You probably didn’t think of those people. But they were there, making sure you could enjoy those days, and making sure help was available to you if you needed it.

When you got up on those two mornings, the gas, electricity and water were on. That’s because someone was on duty that day, making sure those services were available.

If those utilities went off during the day or night, someone gave up his or her holiday and did their best to reconnect them.

If you needed a policeman or deputy, one was available. When you called the jail or 911 dispatcher, someone answered.

When you used the telephone, the call went through because someone was working that day. If you needed an operator, one answered.

Somewhere, medical personnel were available to help you. If you needed an ambulance, a driver and attendant were available. If you or a loved one needed to be flown to Tupelo or Memphis for emergency medical attention, a ”dust-off” pilot was available.

At area nursing homes, people worked those days taking care of patients, cooking for them, perhaps bathing them or changing their bed linen, whatever needed doing.
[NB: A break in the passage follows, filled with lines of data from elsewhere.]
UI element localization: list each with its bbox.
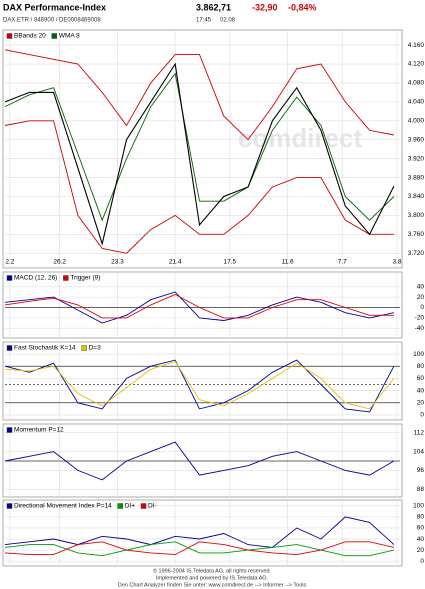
series-line — [4, 441, 395, 481]
x-tick-label: 3.8 — [392, 259, 401, 266]
legend-label: Momentum P=12 — [14, 427, 64, 434]
legend-label: MACD (12, 26) — [14, 275, 57, 282]
panel-frame — [2, 499, 403, 567]
y-tick-label: 4.040 — [408, 99, 425, 106]
legend-label: WMA 8 — [59, 33, 80, 40]
ids: DAX.ETR / 846900 / DE0008469008 — [3, 18, 101, 24]
footer-line: © 1996-2004 IS.Teledata AG, all rights r… — [153, 567, 272, 574]
y-tick-label: 3.920 — [408, 155, 425, 162]
y-tick-label: 3.720 — [408, 250, 425, 257]
series-line — [4, 541, 395, 556]
legend-swatch — [6, 503, 13, 509]
x-tick-label: 11.6 — [281, 259, 294, 266]
y-tick-label: 96 — [417, 467, 425, 474]
change-pct: -0,84% — [288, 2, 317, 12]
legend-swatch — [81, 345, 87, 351]
legend-label: Directional Movement Index P=14 — [14, 503, 112, 510]
x-tick-label: 2.2 — [5, 259, 14, 266]
series-line — [4, 72, 395, 222]
y-tick-label: 40 — [417, 283, 425, 290]
legend-label: DI+ — [125, 503, 136, 510]
panel-frame — [2, 29, 403, 269]
legend-label: D=3 — [89, 345, 101, 352]
legend-label: Trigger (9) — [70, 275, 100, 282]
y-tick-label: 60 — [417, 525, 425, 532]
y-tick-label: 4.120 — [408, 61, 425, 68]
panel-frame — [2, 341, 403, 421]
y-tick-label: -20 — [415, 315, 425, 322]
y-tick-label: 3.800 — [408, 212, 425, 219]
y-tick-label: -40 — [415, 325, 425, 332]
legend-swatch — [6, 33, 13, 39]
series-line — [4, 541, 395, 557]
series-line — [4, 120, 394, 254]
series-line — [4, 294, 394, 319]
series-line — [4, 49, 394, 141]
series-line — [4, 516, 395, 548]
time: 17:45 — [196, 18, 212, 24]
y-tick-label: 3.880 — [408, 174, 425, 181]
y-tick-label: 0 — [420, 412, 424, 419]
y-tick-label: 40 — [417, 387, 425, 394]
y-tick-label: 3.840 — [408, 193, 425, 200]
date: 02.08 — [220, 18, 236, 24]
legend-swatch — [63, 275, 69, 281]
legend-swatch — [6, 345, 13, 351]
series-line — [4, 360, 395, 410]
y-tick-label: 80 — [417, 514, 425, 521]
series-line — [4, 291, 394, 324]
panel-frame — [2, 271, 403, 339]
y-tick-label: 40 — [417, 536, 425, 543]
y-tick-label: 3.960 — [408, 136, 425, 143]
y-tick-label: 4.160 — [408, 42, 425, 49]
x-tick-label: 17.5 — [224, 259, 237, 266]
legend-label: Fast Stochastik K=14 — [14, 345, 76, 352]
legend-label: BBands 20 — [14, 33, 46, 40]
legend-label: DI- — [148, 503, 157, 510]
y-tick-label: 0 — [420, 304, 424, 311]
series-line — [4, 359, 395, 413]
legend-swatch — [51, 33, 58, 39]
legend-swatch — [6, 427, 13, 433]
y-tick-label: 3.760 — [408, 231, 425, 238]
y-tick-label: 20 — [417, 547, 425, 554]
y-tick-label: 4.000 — [408, 118, 425, 125]
legend-swatch — [6, 275, 13, 281]
price: 3.862,71 — [196, 2, 231, 12]
y-tick-label: 100 — [413, 351, 424, 358]
footer-line: Den Chart Analyzer finden Sie unter: www… — [118, 582, 307, 588]
legend-swatch — [117, 503, 123, 509]
panel-frame — [2, 423, 403, 498]
y-tick-label: 0 — [420, 558, 424, 565]
y-tick-label: 88 — [417, 486, 425, 493]
y-tick-label: 112 — [414, 429, 425, 436]
change: -32,90 — [252, 2, 278, 12]
legend-swatch — [140, 503, 147, 509]
x-tick-label: 7.7 — [338, 259, 347, 266]
y-tick-label: 60 — [417, 375, 425, 382]
y-tick-label: 20 — [417, 399, 425, 406]
x-tick-label: 23.3 — [111, 259, 124, 266]
y-tick-label: 4.080 — [408, 80, 425, 87]
footer-line: Implemented and powered by IS.Teledata A… — [156, 575, 269, 581]
series-line — [4, 62, 395, 246]
y-tick-label: 104 — [413, 448, 424, 455]
y-tick-label: 80 — [417, 363, 425, 370]
x-tick-label: 21.4 — [169, 259, 182, 266]
y-tick-label: 100 — [413, 502, 424, 509]
index-title: DAX Performance-Index — [3, 2, 106, 12]
watermark: comdirect — [238, 123, 363, 153]
y-tick-label: 20 — [417, 294, 425, 301]
x-tick-label: 26.2 — [53, 259, 66, 266]
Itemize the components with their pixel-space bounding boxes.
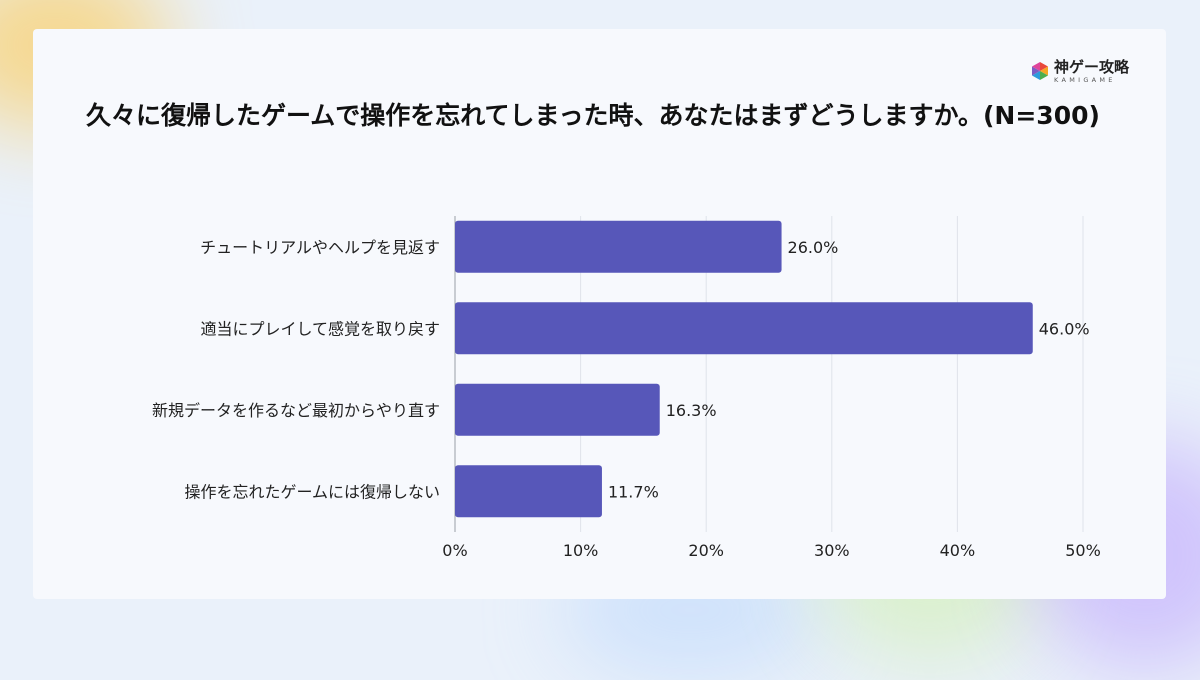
x-tick-label: 20% — [688, 541, 724, 560]
x-tick-label: 0% — [442, 541, 467, 560]
bar — [455, 302, 1033, 355]
chart-title: 久々に復帰したゲームで操作を忘れてしまった時、あなたはまずどうしますか。(N=3… — [86, 101, 1100, 130]
logo-subtitle: KAMIGAME — [1054, 76, 1116, 84]
data-label: 46.0% — [1039, 319, 1090, 338]
category-label: 操作を忘れたゲームには復帰しない — [184, 482, 440, 501]
data-label: 26.0% — [788, 238, 839, 257]
kamigame-logo-icon — [1032, 62, 1048, 80]
bar — [455, 465, 602, 518]
bar-chart: 0% 10% 20% 30% 40% 50% チュートリアルやヘルプを見返す 26.0% 適当に… — [152, 216, 1101, 560]
x-tick-label: 50% — [1065, 541, 1101, 560]
category-label: チュートリアルやヘルプを見返す — [200, 238, 440, 257]
kamigame-logo: 神ゲー攻略 KAMIGAME — [1030, 58, 1140, 88]
category-label: 新規データを作るなど最初からやり直す — [152, 401, 440, 420]
x-tick-label: 30% — [814, 541, 850, 560]
data-label: 11.7% — [608, 482, 659, 501]
bar — [455, 220, 782, 273]
bar — [455, 383, 660, 436]
logo-name: 神ゲー攻略 — [1054, 58, 1130, 76]
category-label: 適当にプレイして感覚を取り戻す — [200, 319, 440, 338]
x-tick-label: 10% — [563, 541, 599, 560]
data-label: 16.3% — [666, 401, 717, 420]
x-tick-label: 40% — [940, 541, 976, 560]
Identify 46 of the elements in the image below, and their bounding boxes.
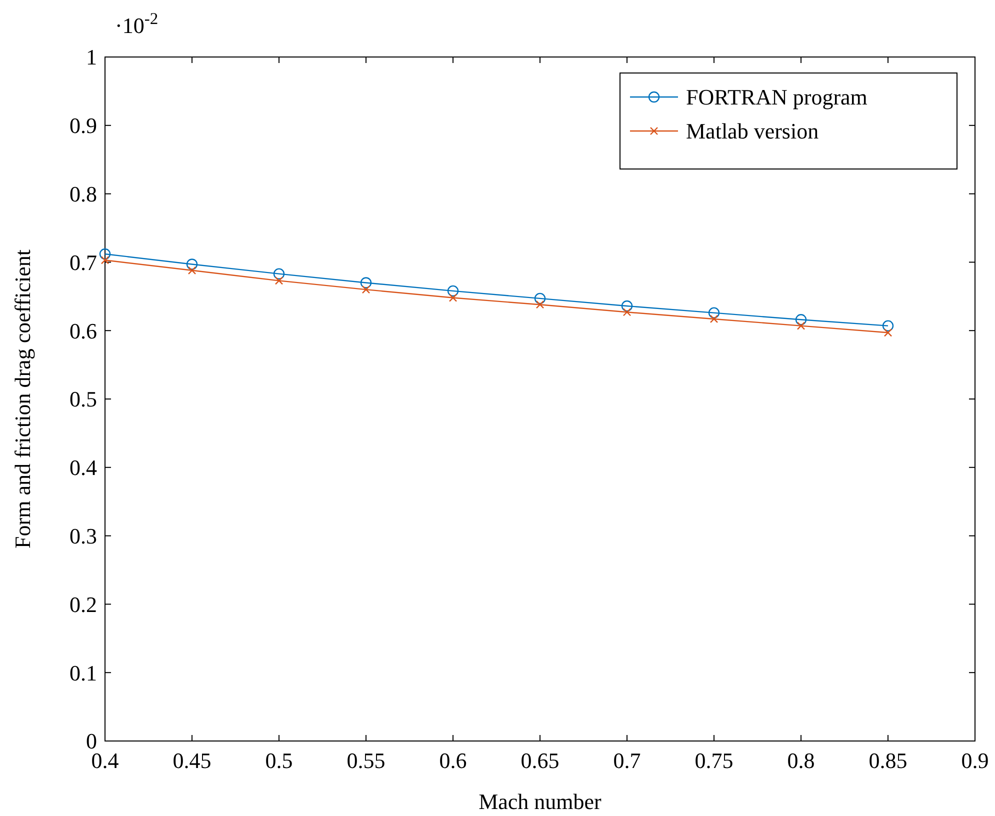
legend-label: Matlab version [686,118,819,144]
point [882,320,894,332]
x-tick-label: 0.6 [439,748,467,773]
legend-label: FORTRAN program [686,84,868,110]
y-tick-label: 0.9 [70,113,97,138]
point [884,328,892,337]
y-tick-label: 0.1 [70,660,97,686]
point [534,292,546,304]
point [360,277,372,288]
point [622,308,632,316]
y-tick-label: 0.7 [70,250,97,275]
point [710,314,718,324]
point [186,258,198,270]
y-tick-label: 0.4 [70,455,97,480]
point [708,307,720,318]
x-tick-label: 0.55 [346,748,386,773]
point [274,276,284,285]
x-tick-label: 0.5 [265,748,293,773]
x-tick-label: 0.65 [520,748,560,773]
x-tick-label: 0.75 [694,748,734,773]
point [536,300,544,309]
y-tick-label: 0 [86,728,97,754]
y-axis-title: Form and friction drag coefficient [10,250,35,548]
y-tick-label: 0.5 [70,386,97,412]
x-tick-label: 0.45 [172,748,212,773]
text: ·10$^{-2}$ [115,8,158,38]
y-tick-label: 0.2 [70,592,97,617]
point [188,266,196,275]
y-tick-label: 0.8 [70,182,97,206]
x-tick-label: 0.9 [961,748,989,773]
y-tick-label: 0.6 [70,318,97,344]
y-tick-label: 0.3 [70,524,97,548]
x-axis-title: Mach number [478,789,602,814]
x-tick-label: 0.85 [868,748,908,773]
point [362,285,370,294]
point [795,314,807,326]
point [796,322,806,330]
x-tick-label: 0.7 [613,748,641,773]
x-tick-label: 0.8 [787,748,815,773]
point [447,285,459,297]
y-tick-label: 1 [86,44,97,70]
point [448,294,458,302]
point [621,300,633,312]
point [273,268,285,280]
point [100,256,110,264]
point [99,248,111,260]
Most of our elected officials are also good about helping whoever needs it whenever they need it, whether it’s offering a helping hand to someone who’s down and out, or making sure that when the snow flies, the sand and gravel fall onto public roads.

The next time you see one of those people, here are several ways to show your appreciation.

--Shake their hand. Look them in the eye and express your heartfelt thanks.

--Buy them a cup of coffee.

--If you happen to see any of these folks in a restaurant, have a quiet word with your waiter, and offer to pay for their coffee or meal. Do it anonymously, if you wish.

By doing any of these things, you’ll have made the world a little better place by helping someone who helped someone else – or perhaps you – when that help was really needed.

All those people deserve our appreciation. They worked while we didn’t, bending their holidays with family and friends around serving the public.

Their effort and sacrifice insured our comfort and safety.